Barcelona to kontynuacja październikowego wypadu do Hiszpanii. Po 3 dniach w Lloret de Mar postanowiliśmy ostatni dzień przeznaczyć na stolicę Katalonii - Barcelonę.
Jak dojechać i dostać się z lotnisko do centrum Barcelony opisałem TUTAJ
Sobotni poranek zapowiadał się bardzo słonecznie, planowo w Barcelonie zameldować mieliśmy się już w godzinach 11.00-12.00. Jednak przez autobus, który uciekł nam z dworca w Lloret de Mar oraz odjeżdżający na naszych oczach pociąg w Blanes byliśmy prawie 1,5 h w plecy. Na miejscu oczekiwaliśmy na właściciela hostelu Bcn Eixample Hostel blisko 30 min. Wyruszyliśmy na miasto dopiero o godzinie 14.00.
Godzina 14.00 - Universitat de Barcelona, Placa de Cataluya
Po wyjściu z hostelu, zmierzaliśmy główną ulicą Gran Via Les Corts Catalanes w kierunku Uniwersytetu Barcelońskiego, który zrobił na nas od razu ogromne wrażenie. Okolice uniwersytetu są wg mnie najlepszą lokalizacją wypadową. Warto poszukać tutaj noclegu zwiedzając Barcelonę w kilka dni.

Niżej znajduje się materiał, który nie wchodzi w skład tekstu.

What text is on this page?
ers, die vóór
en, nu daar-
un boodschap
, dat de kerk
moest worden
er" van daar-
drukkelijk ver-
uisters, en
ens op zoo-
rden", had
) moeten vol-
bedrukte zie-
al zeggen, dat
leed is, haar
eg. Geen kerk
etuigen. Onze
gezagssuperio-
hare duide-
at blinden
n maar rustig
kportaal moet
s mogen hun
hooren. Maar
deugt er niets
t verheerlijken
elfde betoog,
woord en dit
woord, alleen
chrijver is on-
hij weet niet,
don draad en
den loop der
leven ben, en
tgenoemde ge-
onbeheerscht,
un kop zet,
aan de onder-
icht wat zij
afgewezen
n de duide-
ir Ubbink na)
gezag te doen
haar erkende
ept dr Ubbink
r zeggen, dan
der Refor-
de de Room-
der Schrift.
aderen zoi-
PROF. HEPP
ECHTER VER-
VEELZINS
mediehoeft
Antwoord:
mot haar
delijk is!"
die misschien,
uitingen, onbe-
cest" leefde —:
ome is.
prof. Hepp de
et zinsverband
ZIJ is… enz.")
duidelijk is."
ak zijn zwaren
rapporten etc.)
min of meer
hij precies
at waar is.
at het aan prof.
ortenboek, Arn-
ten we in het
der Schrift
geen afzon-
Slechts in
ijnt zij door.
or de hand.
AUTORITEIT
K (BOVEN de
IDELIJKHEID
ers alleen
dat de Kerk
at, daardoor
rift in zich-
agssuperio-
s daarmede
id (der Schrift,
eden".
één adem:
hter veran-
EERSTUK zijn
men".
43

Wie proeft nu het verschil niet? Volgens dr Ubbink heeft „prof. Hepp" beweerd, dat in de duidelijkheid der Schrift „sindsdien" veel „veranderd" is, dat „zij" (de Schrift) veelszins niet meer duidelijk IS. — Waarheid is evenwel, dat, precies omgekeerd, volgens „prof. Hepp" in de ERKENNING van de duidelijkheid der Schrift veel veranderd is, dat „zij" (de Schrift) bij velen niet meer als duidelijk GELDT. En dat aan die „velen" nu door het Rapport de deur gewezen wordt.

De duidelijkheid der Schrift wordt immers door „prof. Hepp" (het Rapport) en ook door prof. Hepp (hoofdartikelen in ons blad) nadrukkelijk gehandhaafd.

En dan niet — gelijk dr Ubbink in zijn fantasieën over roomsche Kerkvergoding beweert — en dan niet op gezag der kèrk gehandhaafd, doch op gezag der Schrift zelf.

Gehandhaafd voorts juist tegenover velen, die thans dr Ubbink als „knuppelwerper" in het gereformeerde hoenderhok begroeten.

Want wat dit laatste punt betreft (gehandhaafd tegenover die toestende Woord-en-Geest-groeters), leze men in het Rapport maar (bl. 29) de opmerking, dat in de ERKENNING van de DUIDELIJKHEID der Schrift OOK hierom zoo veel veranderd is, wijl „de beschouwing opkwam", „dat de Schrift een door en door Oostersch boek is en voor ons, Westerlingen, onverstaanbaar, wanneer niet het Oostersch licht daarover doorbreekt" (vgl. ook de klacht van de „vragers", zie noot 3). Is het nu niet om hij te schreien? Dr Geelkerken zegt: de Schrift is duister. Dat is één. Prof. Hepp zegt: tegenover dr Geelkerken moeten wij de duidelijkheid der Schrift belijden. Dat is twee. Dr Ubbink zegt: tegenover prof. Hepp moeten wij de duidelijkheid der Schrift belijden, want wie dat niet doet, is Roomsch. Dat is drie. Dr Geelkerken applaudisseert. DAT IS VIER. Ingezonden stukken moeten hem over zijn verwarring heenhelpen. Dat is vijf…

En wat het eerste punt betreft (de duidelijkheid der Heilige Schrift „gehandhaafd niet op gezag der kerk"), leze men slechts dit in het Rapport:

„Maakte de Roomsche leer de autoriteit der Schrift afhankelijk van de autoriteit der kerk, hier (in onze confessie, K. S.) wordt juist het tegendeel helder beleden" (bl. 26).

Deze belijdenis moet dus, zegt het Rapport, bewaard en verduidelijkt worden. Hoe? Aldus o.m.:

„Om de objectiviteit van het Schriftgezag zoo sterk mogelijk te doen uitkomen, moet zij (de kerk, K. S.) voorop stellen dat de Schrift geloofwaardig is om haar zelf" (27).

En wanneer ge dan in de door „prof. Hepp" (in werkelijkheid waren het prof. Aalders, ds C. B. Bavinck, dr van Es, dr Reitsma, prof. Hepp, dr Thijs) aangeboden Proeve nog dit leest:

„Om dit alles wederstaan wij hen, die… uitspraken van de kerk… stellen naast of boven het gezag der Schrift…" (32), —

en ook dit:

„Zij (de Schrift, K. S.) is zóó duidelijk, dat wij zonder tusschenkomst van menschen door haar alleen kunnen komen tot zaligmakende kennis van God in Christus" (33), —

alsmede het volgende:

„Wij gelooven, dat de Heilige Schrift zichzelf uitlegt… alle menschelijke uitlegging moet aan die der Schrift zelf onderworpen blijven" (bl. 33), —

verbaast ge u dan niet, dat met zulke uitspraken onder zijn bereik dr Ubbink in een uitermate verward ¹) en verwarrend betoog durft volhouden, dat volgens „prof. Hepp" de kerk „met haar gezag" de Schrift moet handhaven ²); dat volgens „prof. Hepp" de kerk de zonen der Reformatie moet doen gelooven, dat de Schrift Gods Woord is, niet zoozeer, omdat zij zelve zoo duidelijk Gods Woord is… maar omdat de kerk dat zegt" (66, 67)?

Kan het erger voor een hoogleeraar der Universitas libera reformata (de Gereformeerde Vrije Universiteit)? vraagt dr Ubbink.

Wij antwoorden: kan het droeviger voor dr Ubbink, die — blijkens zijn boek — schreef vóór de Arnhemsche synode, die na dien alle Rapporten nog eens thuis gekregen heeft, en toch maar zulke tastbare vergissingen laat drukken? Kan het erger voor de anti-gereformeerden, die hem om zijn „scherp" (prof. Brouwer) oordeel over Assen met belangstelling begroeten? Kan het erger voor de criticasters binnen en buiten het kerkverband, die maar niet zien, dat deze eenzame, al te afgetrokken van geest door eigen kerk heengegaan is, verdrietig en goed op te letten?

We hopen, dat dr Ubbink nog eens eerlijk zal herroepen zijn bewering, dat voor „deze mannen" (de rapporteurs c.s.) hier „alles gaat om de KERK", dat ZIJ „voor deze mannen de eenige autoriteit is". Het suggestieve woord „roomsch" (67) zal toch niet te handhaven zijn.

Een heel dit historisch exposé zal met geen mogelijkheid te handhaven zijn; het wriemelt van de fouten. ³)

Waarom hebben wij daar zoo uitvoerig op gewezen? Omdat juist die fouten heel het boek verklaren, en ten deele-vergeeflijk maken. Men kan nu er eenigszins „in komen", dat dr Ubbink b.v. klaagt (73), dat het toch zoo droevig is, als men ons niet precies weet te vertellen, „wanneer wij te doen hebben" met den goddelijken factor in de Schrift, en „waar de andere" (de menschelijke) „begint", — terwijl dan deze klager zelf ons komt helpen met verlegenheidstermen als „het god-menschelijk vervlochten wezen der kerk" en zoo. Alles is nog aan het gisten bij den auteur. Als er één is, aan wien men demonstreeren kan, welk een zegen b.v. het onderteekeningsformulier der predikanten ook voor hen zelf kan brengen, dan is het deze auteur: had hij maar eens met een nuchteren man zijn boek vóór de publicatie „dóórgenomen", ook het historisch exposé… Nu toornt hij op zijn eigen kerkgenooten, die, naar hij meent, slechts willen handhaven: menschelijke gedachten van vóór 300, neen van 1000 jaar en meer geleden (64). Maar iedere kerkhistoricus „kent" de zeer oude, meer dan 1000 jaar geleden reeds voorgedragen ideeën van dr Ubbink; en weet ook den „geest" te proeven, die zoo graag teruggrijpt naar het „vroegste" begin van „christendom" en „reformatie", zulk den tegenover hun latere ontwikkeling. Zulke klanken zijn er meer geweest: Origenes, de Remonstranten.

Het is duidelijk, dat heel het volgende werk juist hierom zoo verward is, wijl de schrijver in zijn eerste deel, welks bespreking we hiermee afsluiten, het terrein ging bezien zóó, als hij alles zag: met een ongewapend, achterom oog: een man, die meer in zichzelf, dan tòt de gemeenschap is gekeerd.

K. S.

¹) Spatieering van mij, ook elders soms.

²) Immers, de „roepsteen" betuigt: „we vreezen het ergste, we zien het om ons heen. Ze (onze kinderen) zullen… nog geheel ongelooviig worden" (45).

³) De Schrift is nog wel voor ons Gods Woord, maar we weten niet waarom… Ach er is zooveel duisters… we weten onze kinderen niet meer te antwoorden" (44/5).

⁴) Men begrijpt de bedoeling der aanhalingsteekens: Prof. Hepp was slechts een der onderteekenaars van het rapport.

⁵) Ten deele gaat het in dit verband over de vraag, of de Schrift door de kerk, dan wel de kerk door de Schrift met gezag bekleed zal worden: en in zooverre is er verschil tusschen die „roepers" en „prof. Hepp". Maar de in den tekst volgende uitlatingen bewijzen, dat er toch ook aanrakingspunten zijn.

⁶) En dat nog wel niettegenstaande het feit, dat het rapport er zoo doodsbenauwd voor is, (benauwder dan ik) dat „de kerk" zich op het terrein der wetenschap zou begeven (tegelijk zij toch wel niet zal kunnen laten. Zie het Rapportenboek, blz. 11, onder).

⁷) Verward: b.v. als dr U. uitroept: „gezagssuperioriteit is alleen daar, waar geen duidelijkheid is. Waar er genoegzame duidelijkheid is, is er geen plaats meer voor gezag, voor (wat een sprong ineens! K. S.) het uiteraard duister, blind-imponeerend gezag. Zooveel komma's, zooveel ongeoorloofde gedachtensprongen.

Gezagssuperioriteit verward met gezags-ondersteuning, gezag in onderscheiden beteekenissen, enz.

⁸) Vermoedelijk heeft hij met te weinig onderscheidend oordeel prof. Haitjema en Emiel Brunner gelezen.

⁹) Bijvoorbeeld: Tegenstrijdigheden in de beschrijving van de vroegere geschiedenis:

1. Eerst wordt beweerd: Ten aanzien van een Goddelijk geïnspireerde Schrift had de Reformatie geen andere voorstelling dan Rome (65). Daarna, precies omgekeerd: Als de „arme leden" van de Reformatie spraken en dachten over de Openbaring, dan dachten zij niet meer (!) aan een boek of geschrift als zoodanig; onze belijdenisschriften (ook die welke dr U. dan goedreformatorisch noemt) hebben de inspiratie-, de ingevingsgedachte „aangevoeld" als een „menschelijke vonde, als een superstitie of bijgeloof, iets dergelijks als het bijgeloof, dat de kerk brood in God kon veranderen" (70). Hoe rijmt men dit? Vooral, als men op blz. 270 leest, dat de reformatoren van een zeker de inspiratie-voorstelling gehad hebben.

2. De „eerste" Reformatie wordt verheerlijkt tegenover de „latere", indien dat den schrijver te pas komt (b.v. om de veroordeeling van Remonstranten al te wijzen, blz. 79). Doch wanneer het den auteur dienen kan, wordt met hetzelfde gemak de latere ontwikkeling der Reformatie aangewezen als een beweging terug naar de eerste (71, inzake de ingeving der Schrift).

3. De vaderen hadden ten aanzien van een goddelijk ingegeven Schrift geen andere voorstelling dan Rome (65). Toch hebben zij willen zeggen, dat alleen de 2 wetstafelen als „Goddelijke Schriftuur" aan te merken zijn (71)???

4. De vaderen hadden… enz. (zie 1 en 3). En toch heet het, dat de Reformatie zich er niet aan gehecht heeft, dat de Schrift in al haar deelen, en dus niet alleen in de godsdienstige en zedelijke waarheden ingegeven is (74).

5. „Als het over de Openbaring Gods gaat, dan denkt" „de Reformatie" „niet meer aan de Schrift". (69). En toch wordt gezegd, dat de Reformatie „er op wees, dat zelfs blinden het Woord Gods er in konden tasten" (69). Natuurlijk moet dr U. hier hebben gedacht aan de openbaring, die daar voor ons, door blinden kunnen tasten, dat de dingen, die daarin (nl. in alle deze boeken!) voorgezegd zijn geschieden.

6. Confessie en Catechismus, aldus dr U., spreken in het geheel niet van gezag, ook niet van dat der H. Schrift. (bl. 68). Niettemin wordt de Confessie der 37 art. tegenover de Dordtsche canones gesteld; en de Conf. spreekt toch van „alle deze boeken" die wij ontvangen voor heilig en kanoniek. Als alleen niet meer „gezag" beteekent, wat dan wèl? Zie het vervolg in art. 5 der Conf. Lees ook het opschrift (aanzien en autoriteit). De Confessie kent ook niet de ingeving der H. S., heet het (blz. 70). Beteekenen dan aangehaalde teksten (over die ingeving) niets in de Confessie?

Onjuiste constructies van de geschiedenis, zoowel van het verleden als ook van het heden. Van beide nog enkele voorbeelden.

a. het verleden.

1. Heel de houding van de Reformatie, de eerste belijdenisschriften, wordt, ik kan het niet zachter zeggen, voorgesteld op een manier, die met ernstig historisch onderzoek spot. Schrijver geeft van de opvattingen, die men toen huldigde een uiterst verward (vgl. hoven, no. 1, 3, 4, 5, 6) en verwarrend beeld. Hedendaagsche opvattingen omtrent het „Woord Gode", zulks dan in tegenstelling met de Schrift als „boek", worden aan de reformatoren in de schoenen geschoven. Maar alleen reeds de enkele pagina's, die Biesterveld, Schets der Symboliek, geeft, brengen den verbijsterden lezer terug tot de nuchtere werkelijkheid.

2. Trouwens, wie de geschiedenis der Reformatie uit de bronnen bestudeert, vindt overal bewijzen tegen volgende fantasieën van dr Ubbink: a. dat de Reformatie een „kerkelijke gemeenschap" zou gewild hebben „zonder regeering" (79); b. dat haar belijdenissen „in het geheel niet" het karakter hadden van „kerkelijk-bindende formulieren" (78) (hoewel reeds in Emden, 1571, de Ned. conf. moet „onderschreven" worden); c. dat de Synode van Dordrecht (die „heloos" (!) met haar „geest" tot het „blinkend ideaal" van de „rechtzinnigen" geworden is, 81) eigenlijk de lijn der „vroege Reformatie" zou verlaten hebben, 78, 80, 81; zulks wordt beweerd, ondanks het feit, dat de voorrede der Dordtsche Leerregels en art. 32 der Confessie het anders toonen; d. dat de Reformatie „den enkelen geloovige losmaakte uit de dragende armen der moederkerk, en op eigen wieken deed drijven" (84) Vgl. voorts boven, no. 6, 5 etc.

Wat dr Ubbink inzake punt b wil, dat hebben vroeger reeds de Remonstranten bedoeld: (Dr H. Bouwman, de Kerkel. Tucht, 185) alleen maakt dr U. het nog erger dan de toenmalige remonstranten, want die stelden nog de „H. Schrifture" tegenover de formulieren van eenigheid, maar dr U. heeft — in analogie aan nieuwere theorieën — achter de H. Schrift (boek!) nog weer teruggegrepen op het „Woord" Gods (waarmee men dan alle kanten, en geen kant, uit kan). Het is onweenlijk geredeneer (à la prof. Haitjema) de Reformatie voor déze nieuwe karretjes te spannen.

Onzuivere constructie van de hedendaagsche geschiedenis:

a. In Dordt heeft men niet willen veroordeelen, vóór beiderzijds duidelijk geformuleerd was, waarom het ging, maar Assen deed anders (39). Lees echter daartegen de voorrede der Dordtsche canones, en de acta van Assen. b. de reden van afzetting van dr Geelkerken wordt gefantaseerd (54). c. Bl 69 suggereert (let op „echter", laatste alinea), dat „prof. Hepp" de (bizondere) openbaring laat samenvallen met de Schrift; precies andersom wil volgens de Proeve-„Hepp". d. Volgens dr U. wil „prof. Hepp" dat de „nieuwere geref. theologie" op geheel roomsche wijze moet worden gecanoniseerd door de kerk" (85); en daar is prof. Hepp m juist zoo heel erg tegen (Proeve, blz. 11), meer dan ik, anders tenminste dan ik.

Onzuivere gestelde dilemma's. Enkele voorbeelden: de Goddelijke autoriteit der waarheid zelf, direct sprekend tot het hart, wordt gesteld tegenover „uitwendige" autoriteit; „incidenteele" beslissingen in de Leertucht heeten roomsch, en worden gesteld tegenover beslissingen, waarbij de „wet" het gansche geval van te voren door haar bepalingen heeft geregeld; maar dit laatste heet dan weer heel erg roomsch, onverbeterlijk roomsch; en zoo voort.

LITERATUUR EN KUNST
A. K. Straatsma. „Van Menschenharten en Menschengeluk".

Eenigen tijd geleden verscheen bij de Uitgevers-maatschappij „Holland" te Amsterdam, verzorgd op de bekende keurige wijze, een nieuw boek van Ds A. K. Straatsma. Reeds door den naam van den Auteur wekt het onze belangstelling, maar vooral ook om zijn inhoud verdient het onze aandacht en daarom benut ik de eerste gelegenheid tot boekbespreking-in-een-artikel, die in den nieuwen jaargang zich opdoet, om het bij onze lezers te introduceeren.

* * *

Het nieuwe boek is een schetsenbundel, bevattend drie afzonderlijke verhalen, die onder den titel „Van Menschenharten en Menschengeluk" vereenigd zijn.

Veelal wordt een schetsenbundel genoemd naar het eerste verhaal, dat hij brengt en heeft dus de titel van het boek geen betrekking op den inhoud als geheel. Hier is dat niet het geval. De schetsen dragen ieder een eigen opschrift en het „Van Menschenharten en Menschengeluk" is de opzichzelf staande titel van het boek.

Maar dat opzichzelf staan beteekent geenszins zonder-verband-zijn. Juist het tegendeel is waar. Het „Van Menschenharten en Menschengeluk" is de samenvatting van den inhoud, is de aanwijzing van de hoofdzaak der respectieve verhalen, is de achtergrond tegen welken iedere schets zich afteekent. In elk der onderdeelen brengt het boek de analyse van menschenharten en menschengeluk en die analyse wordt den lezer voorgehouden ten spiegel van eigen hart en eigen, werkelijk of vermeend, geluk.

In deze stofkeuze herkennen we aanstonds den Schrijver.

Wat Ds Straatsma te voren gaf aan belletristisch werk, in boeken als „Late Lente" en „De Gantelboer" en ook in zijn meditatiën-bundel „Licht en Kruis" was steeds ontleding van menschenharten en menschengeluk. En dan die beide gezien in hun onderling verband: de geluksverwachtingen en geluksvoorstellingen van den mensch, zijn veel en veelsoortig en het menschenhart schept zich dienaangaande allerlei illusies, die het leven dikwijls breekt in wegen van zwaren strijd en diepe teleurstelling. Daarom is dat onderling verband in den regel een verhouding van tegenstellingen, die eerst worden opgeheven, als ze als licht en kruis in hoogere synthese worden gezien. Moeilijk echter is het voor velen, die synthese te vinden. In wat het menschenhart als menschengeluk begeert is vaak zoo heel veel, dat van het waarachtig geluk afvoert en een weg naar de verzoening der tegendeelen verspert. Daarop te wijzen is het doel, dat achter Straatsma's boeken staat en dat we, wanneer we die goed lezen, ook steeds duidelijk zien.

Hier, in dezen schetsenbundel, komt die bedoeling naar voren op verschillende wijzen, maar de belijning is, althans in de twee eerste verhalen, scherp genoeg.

Następnie kierowaliśmy się w stronę Placa de Cataluya, który jest ważnym węzłem przesiadkowym, gdzie skomunikowane są ze sobą wszystkie środki transportu miejskiego: metro, autobusy, pociągi. Jest to punkt zbiegu kilku ważniejszych ulic m.in. Les Rambles czyli La Ramba.